Session 5: Use of RWE in Label Expansion
Session 6: Patient Contributed Data
Session 7: The Power of Harnessing RWD from Wearables
Session 8: When RWD Are Good Enough to be Reliable: Recognizing Fit-for-
                Purpose Evidence

このうち、興味深いセッションがいくつかあったので紹介します。

Session 1:Landscape Analysis of Real World Evidence and Current Regulatory Frameworks FDAのCenter for Drug Evaluation and Research(以下、CDER)のOffice of Medical Policyの方から、RWE活用に関する最新の検討状況が説明されていました。現在のRWEの活用に関するFDAの活動は、一昨年に成立した21st Century Cures Actに基づいて進められているものです。今後の進め方が、本年の初めにFDAのウェブサイトに公開されており、是非一度目を通していただければと思います。今後FDAがどのように進めていくのかの全容が記載されています。
FRAMEWORK FOR FDA’S REAL-WORLD EVIDENCE PROGRAM

Session 5: Use of RWE in Label Expansion
CDERの審査官による講演では、これまでのCDERにおけるRWE活用の概要や、今後の活用法策として、承認審査の段階でRWEを適応拡大等に活用することが考えられており、その際に考慮すべき事項が説明されていました。これまでの活用としては、センチネルによる市販後の安全性評価や希少疾患やがんの領域において、レジストリや他のデータベースからの自然歴をシングルアーム対する比較対照として活用しているといったことが紹介されました。FDAにおいても、必ずしもRCT至上主義というわけではないのだと思われますし、これまでも実施可能性なども考慮していることがわかりました。またRWEを活用するにあたっての検討すべきKey parameterとして、research question、patient and group selection、endpoint、database quality and traceabilityなどが解説されました。なお、これは何も薬事制度下での活用に限らない、研究に一般的な問題でもあると思われます。

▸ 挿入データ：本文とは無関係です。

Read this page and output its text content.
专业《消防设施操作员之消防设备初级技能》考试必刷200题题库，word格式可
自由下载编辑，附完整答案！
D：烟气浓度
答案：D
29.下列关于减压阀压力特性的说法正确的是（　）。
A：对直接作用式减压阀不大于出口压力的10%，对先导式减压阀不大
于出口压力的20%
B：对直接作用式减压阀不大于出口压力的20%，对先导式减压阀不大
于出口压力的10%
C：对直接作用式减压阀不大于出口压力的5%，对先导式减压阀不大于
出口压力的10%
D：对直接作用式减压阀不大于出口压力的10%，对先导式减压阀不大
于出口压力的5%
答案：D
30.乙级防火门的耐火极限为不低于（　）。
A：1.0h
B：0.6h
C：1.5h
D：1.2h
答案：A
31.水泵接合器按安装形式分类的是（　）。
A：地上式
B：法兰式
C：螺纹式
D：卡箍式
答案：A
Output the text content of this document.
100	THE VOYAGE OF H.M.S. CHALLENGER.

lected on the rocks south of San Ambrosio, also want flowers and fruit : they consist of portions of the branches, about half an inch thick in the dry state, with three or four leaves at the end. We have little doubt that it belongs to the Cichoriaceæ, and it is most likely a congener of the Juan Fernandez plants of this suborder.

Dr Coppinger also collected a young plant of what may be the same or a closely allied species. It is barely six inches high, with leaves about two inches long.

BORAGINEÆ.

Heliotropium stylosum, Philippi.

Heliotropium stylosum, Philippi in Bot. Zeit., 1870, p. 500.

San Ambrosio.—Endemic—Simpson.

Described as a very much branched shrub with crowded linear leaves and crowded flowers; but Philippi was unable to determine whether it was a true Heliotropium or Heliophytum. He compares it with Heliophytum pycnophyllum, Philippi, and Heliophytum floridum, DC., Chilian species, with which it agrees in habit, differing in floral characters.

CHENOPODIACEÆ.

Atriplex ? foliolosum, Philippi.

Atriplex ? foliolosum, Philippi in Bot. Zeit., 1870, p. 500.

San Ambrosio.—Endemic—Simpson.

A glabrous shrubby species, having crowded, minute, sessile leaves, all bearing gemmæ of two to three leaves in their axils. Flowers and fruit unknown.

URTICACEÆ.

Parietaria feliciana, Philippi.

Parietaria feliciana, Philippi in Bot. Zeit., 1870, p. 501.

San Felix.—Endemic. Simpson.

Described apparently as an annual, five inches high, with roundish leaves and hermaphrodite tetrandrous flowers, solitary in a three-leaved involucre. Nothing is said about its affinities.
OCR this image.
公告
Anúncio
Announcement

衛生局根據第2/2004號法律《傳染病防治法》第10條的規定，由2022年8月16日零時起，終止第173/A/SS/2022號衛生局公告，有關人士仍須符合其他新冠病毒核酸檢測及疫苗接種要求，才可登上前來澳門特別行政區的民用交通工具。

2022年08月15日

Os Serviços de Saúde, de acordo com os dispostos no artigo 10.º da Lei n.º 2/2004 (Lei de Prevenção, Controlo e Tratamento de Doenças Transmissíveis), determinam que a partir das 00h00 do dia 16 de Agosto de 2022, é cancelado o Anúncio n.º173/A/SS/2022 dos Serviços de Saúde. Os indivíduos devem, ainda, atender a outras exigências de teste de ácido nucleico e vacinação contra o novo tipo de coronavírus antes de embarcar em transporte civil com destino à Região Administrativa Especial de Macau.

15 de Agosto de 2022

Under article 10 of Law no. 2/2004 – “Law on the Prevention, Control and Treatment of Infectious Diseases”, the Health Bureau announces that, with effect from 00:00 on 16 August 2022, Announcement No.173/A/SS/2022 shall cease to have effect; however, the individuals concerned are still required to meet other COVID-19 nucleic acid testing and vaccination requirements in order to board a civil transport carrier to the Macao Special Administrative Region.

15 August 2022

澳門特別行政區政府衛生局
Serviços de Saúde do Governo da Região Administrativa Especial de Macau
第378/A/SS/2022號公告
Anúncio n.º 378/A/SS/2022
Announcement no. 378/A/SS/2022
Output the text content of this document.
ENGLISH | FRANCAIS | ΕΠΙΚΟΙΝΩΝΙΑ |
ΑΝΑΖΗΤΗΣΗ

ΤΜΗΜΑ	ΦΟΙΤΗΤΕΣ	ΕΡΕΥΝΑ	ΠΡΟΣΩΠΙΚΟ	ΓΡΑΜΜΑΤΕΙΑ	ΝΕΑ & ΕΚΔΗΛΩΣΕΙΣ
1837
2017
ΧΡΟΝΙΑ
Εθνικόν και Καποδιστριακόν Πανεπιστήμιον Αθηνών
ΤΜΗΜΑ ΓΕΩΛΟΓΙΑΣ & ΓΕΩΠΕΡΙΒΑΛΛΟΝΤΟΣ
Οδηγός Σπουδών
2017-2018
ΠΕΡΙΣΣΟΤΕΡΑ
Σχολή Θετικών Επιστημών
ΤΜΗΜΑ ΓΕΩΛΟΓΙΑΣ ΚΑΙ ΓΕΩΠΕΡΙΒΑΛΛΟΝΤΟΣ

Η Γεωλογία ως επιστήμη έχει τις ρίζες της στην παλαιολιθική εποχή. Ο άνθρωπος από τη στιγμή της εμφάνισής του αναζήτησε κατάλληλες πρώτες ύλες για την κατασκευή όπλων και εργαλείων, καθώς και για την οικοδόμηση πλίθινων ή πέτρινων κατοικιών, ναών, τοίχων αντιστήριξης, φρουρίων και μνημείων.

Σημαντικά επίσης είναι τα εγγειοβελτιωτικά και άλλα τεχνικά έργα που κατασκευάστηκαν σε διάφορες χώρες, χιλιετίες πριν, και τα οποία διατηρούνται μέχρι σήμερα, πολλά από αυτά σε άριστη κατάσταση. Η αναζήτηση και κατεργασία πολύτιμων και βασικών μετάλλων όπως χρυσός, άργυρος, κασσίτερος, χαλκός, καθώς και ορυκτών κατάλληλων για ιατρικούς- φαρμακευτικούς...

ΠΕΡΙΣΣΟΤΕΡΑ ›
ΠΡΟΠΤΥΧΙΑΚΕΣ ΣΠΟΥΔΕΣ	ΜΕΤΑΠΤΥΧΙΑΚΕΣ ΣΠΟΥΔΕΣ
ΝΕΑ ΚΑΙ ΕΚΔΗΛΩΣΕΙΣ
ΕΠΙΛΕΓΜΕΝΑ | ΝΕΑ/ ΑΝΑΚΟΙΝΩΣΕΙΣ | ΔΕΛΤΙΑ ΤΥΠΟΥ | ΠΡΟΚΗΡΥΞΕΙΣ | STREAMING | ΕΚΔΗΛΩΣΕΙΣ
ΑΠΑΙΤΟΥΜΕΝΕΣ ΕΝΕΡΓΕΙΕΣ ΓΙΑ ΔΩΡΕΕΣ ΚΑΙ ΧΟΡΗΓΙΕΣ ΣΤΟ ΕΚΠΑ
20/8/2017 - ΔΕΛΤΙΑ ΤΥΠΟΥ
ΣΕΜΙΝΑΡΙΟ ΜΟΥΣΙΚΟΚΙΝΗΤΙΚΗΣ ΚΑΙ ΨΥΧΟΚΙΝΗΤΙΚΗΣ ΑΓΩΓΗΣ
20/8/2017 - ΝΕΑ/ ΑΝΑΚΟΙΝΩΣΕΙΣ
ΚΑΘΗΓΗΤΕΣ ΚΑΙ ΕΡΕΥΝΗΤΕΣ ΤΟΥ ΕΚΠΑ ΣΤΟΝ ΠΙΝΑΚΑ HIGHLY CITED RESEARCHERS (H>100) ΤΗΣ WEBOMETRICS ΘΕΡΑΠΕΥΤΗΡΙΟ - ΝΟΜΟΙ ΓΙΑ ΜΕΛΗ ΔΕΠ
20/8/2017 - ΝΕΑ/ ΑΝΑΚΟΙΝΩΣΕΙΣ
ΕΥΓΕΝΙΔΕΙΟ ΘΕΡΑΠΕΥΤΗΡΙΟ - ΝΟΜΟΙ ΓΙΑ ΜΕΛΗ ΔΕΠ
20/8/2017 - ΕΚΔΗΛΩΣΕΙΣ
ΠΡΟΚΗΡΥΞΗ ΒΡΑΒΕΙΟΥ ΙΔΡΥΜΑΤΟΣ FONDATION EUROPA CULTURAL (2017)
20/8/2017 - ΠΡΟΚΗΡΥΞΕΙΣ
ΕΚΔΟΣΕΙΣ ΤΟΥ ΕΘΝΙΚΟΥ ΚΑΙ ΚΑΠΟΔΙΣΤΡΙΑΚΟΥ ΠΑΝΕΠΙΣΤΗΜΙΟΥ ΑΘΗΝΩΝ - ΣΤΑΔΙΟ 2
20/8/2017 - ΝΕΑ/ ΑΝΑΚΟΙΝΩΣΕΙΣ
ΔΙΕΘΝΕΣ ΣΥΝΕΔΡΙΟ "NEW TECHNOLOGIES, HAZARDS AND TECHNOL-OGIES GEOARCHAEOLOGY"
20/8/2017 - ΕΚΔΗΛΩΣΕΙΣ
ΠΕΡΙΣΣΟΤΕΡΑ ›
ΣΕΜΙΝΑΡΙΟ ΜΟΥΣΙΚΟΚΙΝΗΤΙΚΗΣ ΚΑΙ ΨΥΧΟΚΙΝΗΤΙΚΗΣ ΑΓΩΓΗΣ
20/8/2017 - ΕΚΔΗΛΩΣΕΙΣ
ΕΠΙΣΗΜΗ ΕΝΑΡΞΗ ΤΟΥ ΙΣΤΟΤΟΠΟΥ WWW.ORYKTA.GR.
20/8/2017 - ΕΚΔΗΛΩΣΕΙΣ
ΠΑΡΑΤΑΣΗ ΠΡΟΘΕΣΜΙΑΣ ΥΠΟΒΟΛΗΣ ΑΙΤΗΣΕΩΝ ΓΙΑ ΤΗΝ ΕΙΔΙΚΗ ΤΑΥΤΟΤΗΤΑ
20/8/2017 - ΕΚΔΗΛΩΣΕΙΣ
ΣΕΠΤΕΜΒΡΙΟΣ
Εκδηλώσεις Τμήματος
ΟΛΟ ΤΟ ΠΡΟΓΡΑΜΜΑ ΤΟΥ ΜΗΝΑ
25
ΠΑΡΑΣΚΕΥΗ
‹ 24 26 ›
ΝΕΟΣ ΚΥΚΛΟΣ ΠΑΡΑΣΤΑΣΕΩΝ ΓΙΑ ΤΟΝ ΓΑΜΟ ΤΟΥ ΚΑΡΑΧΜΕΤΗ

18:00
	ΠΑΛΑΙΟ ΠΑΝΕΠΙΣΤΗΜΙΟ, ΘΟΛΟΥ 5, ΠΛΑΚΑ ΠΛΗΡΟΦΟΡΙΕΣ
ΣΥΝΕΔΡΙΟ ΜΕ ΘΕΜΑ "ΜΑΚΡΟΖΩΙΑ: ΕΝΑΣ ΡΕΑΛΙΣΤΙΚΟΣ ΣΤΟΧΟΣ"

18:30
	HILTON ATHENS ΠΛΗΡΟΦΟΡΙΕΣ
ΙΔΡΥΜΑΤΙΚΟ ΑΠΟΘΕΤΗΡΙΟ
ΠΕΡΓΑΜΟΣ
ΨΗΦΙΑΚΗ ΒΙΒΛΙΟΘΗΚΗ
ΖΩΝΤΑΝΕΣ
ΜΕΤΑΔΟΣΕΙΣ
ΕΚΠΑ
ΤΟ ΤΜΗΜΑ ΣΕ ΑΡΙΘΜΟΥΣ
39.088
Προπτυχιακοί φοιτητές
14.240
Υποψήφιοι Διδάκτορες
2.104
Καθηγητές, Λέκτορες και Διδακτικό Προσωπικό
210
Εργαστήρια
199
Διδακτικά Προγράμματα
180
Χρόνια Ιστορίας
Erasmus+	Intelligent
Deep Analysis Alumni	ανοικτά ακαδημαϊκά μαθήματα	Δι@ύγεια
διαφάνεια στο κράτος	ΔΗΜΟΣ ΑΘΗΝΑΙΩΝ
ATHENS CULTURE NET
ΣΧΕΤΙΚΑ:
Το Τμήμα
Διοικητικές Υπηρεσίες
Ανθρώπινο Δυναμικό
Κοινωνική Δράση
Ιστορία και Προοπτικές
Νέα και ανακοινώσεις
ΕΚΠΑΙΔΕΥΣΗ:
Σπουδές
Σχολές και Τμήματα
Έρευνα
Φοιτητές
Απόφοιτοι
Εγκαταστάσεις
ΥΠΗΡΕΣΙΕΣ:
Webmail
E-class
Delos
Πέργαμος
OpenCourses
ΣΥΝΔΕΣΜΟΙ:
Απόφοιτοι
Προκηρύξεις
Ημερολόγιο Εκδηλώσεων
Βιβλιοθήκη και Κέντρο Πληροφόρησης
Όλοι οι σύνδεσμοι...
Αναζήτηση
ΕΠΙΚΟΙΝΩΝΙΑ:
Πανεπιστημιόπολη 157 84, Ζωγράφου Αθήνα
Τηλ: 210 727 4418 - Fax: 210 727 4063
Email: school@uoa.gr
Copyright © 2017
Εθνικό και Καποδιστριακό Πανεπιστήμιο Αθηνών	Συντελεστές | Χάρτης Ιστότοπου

これまでのいわゆる治験、ランダム化比較試験のみでなく、リアルワールドエビデンスが薬事制度下でも活用されていく流れは世界的潮流と考えられます。なお、日本でも同様にMID―NETやクリニカルイノベーションネットワークなどでも検討が始まっていることです。 現在、GCP Renovationの元にICH-E6(GCP)の改定も進められており、神経領域は関連の深い領域でもありますので、ぜひ今後もこの分野には注目していただきたいと思います。
また、研究開発などにご興味のある方は、DIAにも一度参加されてみてはいかがでしょうか。